Sexual Harassment and the Workplace

What constitues Sexual Harassment?
Under Title VII of the Civil Rights Act of 1964 sexual harassment is a form sex discrimination.

Unwelcome sexual advances, requests for sexual favors, and other verbal or physical conduct of a sexual nature constitute sexual harassment when this conduct explicitly or implicitly affects an individual’s employment, unreasonably interferes with an individual’s work performance, or creates an intimidating, hostile, or offensive work environment.

What should employers do to prevent and correct harassment?

Employers should establish, distribute to all employees, and enforce a policy prohibiting harassment and setting out a procedure for making complaints. In most cases, the policy and procedure should be in writing.

Small businesses may be able to discharge their responsibility to prevent and correct harassment through less formal means. For example, if a business is sufficiently small that the owner maintains regular contact with all employees, the owner can tell the employees at staff meetings that harassment is prohibited, that employees should report such conduct promptly, and that a complaint can be brought “straight to the top.”

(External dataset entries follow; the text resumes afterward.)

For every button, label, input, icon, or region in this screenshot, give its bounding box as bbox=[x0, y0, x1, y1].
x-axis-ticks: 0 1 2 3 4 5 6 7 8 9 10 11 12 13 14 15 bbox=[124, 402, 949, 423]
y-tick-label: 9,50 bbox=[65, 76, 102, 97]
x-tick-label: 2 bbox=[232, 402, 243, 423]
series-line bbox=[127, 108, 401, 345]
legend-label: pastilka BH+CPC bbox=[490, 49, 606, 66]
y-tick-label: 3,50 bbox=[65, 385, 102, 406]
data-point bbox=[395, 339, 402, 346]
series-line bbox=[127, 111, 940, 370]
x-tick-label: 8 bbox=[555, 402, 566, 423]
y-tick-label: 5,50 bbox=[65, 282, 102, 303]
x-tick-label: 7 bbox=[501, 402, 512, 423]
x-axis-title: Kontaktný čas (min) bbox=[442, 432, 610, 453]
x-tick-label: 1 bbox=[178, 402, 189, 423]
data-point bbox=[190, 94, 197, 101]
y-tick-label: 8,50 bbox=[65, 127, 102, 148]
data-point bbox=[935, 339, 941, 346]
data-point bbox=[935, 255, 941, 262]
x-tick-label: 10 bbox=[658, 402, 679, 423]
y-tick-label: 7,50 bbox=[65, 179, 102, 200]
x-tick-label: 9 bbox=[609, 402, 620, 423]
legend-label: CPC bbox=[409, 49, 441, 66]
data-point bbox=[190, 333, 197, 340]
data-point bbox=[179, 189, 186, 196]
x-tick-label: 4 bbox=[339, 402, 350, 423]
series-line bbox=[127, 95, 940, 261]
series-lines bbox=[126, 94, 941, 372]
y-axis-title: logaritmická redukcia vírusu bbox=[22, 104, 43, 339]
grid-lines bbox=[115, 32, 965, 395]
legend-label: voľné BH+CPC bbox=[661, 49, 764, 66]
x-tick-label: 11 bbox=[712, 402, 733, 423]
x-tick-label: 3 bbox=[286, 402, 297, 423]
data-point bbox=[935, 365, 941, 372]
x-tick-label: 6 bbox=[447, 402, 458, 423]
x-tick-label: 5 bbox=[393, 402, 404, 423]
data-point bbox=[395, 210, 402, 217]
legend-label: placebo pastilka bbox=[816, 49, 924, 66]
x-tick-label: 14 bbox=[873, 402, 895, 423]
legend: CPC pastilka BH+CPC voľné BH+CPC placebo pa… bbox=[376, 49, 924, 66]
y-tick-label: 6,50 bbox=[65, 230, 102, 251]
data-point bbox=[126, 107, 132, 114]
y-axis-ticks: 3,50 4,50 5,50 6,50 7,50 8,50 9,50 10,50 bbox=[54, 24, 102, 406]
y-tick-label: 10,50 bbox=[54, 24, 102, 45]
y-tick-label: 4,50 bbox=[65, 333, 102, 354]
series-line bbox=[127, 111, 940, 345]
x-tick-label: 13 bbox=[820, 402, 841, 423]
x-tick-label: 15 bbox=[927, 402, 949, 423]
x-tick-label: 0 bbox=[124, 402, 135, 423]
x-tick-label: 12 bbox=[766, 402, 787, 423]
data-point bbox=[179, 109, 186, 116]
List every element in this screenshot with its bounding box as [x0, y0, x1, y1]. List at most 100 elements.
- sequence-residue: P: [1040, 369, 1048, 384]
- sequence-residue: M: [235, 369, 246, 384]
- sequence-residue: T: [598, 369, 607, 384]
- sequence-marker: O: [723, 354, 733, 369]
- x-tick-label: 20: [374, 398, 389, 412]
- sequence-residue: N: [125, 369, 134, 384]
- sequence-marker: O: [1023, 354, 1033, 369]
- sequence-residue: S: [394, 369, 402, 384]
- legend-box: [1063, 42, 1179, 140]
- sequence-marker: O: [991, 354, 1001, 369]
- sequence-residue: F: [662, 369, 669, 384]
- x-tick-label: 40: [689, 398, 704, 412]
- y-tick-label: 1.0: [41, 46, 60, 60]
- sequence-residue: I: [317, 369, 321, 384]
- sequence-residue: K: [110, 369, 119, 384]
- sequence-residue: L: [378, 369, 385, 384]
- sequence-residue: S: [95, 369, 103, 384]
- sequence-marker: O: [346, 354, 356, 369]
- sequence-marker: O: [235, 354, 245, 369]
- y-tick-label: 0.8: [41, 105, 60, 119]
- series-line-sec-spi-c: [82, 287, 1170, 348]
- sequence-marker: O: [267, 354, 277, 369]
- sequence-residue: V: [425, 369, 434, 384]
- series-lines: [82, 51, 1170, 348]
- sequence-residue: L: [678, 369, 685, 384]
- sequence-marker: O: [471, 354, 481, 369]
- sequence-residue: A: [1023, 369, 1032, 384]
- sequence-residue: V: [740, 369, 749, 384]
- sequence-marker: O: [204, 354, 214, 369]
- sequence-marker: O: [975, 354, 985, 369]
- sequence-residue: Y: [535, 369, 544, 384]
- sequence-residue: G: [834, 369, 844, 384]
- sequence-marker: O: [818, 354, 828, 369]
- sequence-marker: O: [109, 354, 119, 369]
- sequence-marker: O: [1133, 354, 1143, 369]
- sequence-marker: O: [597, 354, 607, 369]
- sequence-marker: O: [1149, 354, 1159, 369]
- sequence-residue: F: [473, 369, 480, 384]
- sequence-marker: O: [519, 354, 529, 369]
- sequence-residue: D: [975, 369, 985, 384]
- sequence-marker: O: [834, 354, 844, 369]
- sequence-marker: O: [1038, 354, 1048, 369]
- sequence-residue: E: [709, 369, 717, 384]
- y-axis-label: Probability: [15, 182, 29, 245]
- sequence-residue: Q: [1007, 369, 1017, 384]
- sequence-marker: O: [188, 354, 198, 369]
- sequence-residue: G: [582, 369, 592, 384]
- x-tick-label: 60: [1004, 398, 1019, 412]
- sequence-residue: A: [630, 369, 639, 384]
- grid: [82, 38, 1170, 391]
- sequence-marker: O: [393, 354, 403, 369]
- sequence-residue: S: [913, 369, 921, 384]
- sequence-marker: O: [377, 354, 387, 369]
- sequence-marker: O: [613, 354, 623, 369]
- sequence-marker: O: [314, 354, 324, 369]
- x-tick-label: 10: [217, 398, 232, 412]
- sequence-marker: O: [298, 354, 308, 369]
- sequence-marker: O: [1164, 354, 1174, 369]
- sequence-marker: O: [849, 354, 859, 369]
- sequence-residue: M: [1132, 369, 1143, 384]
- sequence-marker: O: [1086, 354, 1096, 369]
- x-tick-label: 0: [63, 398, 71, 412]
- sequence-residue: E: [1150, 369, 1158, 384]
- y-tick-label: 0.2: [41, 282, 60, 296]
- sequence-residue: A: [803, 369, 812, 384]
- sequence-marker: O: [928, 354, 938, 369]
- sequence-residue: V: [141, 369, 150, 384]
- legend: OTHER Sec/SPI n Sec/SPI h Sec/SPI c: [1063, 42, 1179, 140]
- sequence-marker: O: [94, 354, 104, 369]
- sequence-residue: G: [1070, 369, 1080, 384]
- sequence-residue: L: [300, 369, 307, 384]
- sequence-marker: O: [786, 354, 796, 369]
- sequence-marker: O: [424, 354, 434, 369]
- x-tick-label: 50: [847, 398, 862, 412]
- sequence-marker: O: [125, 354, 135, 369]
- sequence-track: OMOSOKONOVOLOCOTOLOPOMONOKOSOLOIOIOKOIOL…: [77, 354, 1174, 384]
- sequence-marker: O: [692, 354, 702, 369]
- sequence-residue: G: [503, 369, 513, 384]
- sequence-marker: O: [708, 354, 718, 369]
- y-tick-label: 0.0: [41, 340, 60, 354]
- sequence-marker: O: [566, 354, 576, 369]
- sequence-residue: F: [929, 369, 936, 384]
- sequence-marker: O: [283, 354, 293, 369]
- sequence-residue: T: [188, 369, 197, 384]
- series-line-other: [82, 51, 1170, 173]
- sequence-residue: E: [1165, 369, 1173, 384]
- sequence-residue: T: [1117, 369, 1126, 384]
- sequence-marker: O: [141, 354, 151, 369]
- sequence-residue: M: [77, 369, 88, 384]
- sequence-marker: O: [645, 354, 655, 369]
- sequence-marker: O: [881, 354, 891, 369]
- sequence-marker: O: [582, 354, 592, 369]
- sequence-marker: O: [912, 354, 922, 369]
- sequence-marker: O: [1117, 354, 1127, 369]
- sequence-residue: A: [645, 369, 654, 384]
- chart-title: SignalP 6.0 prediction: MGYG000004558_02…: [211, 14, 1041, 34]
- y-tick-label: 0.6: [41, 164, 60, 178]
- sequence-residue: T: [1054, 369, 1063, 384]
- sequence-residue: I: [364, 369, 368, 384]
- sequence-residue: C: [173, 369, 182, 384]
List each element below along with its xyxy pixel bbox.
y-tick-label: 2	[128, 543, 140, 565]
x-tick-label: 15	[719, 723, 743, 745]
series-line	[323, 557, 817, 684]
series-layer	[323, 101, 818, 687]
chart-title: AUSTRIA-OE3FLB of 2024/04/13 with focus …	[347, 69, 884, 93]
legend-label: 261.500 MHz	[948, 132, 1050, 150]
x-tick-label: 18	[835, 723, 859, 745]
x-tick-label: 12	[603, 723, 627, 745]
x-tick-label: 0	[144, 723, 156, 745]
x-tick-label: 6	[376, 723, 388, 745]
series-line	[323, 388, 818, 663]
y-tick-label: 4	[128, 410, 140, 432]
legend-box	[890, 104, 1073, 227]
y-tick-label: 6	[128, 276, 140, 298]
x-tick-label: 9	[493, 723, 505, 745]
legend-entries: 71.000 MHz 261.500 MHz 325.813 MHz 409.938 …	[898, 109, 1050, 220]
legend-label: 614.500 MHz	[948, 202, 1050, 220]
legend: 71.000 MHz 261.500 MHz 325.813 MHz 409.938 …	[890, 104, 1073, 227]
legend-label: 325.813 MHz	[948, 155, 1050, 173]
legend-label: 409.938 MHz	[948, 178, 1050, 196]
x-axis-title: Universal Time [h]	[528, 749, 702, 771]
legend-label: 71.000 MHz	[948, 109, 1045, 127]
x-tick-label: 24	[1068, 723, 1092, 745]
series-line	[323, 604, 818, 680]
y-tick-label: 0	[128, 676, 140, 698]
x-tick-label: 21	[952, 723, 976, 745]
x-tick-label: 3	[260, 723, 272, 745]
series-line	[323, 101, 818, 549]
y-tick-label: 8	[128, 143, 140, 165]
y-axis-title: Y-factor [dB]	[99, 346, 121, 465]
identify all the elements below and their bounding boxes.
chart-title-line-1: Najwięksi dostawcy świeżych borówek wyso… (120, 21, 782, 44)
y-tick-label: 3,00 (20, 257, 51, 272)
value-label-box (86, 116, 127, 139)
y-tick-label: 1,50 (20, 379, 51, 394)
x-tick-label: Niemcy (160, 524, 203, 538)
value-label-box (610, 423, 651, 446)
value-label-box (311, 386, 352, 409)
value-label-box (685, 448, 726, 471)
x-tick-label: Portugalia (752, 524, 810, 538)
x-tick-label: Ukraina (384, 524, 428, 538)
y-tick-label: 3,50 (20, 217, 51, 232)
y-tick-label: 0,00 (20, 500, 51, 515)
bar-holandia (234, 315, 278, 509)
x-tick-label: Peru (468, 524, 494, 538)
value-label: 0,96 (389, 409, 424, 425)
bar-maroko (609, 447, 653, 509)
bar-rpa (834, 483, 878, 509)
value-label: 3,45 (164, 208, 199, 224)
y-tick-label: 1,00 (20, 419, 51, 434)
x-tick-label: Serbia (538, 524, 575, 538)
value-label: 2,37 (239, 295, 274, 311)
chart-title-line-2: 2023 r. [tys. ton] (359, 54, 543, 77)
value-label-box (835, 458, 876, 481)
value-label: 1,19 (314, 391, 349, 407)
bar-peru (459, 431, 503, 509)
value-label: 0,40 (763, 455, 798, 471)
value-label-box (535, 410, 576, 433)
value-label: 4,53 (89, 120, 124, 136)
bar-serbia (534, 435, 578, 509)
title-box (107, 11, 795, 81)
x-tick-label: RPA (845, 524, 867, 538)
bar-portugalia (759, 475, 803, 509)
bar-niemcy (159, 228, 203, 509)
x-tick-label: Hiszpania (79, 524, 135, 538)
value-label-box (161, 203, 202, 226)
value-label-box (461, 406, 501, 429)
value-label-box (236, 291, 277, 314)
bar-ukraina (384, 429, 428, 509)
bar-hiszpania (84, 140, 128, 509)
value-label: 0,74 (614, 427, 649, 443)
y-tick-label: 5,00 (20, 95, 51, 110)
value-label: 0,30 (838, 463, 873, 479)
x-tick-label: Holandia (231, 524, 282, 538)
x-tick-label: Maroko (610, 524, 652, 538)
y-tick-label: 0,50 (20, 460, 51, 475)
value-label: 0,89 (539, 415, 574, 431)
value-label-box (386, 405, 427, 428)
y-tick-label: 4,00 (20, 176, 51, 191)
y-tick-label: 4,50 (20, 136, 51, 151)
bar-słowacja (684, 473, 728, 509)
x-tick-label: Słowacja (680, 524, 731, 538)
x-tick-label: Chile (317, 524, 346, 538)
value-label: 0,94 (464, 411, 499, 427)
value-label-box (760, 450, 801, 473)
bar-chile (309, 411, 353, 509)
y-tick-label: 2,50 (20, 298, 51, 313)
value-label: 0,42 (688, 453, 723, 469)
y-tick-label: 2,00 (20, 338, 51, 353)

If the business conducts a prompt, thorough, and impartial investigation of any complaint that arises and undertakes swift and appropriate corrective action, it will have fulfilled its responsibility to “effectively prevent and correct harassment.”

Title VII applies to employers with 15 or more employees, including state and local governments. It also applies to employment agencies and to labor organizations, as well as to the federal government.